Introductory words and insertive constructions

Insertive constructions and insertive sentences differ from introductory words in that they are an autonomous part of a sentence and contain a complete thought. They can act as incidental remarks, indications, author's explanations in relation to the main sentence, and sometimes even have a weak syntactic connection with it.

To make it clearer how the introductory words and plug-in constructions differ, we have compiled a small table.

Introductory words Plug-in designs
July they say will be warm and sunny. July, I think will be warm and sunny.
Alexey, of course already knew how to properly saddle a horse. Aleksey, we were confident in this , he already knew how to saddle a horse correctly.
The ring lay in a conspicuous place and, certainly , attracted attention. The ring lay in a conspicuous place, and - as the reader has already guessed - attracted attention.

It is easy to see that insert constructions, unlike introductory words, have their own subject and predicate. Very often they can be issued as a separate offer.

Short insertions may be separated by commas, while longer ones are often separated by parentheses or dashes. However, it depends not so much on the length of the structure, but on the author's intention. Putting a dash or bracket instead of a comma in most cases will not be a mistake.

  • Several guys - there were about a dozen - turned off the path to eat raspberries.
  • An old tram rumbled along the street ( such trams have long been discontinued ) and slowly disappeared around the corner.
  • Once — Kolya and Vitya remembered this day for a long time. — dad took the whole family fishing in the neighboring region.

Usually, when choosing between commas, brackets and dashes, they are guided by the following: if an interstitial construction has little or no syntactic links with the sentence, it is better to enclose it in brackets.

Sometimes an interstitial sentence ends with an exclamation mark or a question mark to enhance expression. In this case, it can be distinguished exclusively by brackets or a dash.

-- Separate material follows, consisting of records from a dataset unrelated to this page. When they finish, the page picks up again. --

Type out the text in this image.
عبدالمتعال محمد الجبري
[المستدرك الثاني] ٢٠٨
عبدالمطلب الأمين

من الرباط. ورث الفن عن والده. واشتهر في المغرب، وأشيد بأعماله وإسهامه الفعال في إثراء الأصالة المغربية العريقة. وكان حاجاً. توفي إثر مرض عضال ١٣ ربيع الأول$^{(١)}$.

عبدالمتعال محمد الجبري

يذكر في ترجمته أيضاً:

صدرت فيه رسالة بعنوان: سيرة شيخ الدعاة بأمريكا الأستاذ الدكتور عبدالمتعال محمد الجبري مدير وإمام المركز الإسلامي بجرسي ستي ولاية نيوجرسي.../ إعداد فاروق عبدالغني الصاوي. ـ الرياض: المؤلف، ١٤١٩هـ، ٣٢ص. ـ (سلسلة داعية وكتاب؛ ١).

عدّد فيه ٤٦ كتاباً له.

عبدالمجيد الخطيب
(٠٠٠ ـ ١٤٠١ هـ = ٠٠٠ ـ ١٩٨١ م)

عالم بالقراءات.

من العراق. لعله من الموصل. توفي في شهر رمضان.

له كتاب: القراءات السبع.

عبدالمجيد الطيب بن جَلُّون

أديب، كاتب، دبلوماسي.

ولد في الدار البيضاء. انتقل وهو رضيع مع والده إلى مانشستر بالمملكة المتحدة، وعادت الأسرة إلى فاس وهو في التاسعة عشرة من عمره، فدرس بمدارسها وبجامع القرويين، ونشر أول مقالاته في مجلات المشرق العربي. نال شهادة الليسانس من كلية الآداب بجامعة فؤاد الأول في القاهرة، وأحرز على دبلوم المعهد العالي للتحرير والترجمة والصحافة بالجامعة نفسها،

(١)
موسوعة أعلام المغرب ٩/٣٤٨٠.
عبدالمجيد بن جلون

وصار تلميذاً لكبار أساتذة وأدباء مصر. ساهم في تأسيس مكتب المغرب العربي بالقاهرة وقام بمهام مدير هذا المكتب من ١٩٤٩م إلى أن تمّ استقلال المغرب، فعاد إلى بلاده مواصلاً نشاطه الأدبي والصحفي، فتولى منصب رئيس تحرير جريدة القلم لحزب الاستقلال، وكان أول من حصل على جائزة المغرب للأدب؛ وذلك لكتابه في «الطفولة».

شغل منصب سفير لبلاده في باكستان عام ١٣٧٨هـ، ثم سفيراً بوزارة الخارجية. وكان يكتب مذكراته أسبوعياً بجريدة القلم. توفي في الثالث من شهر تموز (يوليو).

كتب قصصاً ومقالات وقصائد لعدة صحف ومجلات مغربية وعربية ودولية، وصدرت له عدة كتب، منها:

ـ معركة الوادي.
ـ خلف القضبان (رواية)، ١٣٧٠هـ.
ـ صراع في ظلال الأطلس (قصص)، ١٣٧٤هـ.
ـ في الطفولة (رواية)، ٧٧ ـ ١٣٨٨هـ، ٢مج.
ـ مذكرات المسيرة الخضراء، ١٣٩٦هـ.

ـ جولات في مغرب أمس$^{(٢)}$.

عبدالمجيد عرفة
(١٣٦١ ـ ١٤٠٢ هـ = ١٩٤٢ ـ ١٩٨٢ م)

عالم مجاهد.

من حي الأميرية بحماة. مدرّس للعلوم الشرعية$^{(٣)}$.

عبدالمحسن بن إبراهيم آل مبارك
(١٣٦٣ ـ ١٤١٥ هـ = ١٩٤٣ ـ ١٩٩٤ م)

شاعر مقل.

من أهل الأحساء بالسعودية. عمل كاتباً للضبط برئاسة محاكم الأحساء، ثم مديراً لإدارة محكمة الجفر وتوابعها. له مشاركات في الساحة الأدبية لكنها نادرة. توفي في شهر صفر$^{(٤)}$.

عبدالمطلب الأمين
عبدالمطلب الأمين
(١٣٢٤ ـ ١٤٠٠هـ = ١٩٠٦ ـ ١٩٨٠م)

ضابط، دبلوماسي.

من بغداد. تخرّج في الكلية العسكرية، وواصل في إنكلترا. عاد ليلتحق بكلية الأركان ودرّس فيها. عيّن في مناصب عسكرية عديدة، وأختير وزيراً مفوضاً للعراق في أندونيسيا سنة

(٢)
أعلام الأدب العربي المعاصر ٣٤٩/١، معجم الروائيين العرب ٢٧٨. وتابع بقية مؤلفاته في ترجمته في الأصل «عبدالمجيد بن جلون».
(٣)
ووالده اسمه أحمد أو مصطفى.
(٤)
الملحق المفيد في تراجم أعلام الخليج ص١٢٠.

Last spring - it was a real miracle! - the old apple tree is suddenly covered with flowers again.


If the insertion ends with an exclamation point or a question mark, then the sentence must be continued with a lowercase letter.

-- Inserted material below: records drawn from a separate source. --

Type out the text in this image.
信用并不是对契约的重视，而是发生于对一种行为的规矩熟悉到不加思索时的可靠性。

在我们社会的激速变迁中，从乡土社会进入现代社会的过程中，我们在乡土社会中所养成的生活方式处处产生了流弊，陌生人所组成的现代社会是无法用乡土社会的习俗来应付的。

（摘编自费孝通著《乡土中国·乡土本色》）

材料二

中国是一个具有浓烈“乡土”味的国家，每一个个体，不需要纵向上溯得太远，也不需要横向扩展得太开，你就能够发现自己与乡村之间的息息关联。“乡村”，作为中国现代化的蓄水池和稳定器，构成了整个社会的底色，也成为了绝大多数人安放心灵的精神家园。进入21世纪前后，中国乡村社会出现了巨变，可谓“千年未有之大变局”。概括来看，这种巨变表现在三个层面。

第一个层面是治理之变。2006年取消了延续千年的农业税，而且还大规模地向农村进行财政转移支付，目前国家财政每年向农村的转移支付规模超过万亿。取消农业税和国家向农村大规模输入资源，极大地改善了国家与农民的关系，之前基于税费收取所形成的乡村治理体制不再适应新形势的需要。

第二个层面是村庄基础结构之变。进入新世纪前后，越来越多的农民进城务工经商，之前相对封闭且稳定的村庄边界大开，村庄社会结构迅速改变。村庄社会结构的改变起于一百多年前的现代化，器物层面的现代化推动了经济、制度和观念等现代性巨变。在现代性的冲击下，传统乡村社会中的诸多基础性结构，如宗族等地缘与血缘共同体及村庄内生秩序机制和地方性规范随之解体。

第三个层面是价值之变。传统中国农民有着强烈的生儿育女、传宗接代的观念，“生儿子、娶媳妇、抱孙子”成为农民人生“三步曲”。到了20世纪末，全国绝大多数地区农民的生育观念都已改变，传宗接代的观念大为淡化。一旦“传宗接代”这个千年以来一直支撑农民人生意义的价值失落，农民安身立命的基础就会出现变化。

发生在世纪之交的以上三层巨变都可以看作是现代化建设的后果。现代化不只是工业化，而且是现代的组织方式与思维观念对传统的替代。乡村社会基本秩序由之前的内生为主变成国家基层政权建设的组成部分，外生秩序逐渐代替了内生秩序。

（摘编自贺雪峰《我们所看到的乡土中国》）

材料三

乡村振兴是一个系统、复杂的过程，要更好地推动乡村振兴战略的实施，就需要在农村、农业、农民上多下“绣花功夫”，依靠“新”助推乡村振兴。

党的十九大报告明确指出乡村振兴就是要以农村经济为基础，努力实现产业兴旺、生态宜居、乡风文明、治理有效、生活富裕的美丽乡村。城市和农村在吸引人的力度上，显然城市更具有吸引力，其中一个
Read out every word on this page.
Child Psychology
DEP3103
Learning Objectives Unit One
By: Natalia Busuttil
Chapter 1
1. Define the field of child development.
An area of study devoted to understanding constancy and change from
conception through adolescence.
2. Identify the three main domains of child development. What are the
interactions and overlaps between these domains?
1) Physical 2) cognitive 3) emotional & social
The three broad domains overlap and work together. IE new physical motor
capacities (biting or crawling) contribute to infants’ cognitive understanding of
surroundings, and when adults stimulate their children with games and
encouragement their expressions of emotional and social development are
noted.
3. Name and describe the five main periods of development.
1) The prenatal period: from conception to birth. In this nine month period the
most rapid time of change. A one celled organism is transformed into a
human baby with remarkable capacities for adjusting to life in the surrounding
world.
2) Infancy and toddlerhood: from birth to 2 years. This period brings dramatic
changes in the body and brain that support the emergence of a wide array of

Interestingly, introductory words can sometimes be distinguished in the same way. As a rule, this is found in fiction and is one of the ways to emphasize emotions, express the feelings of the author or character.

  • Katya carefully entered the dark room and — oh, horror! - noticed how the curtain swayed slightly by itself.
  • And soon ( wonderful thing! ) Petya fell in love with mathematics so much that he solved all the problems for the next quarter.

Here we are dealing with introductory words that could be separated by commas, but in order to enhance the emotional coloring of the text, they are presented in the form of interstitial sentences with an exclamation point. They can equally well be separated by brackets or dashes.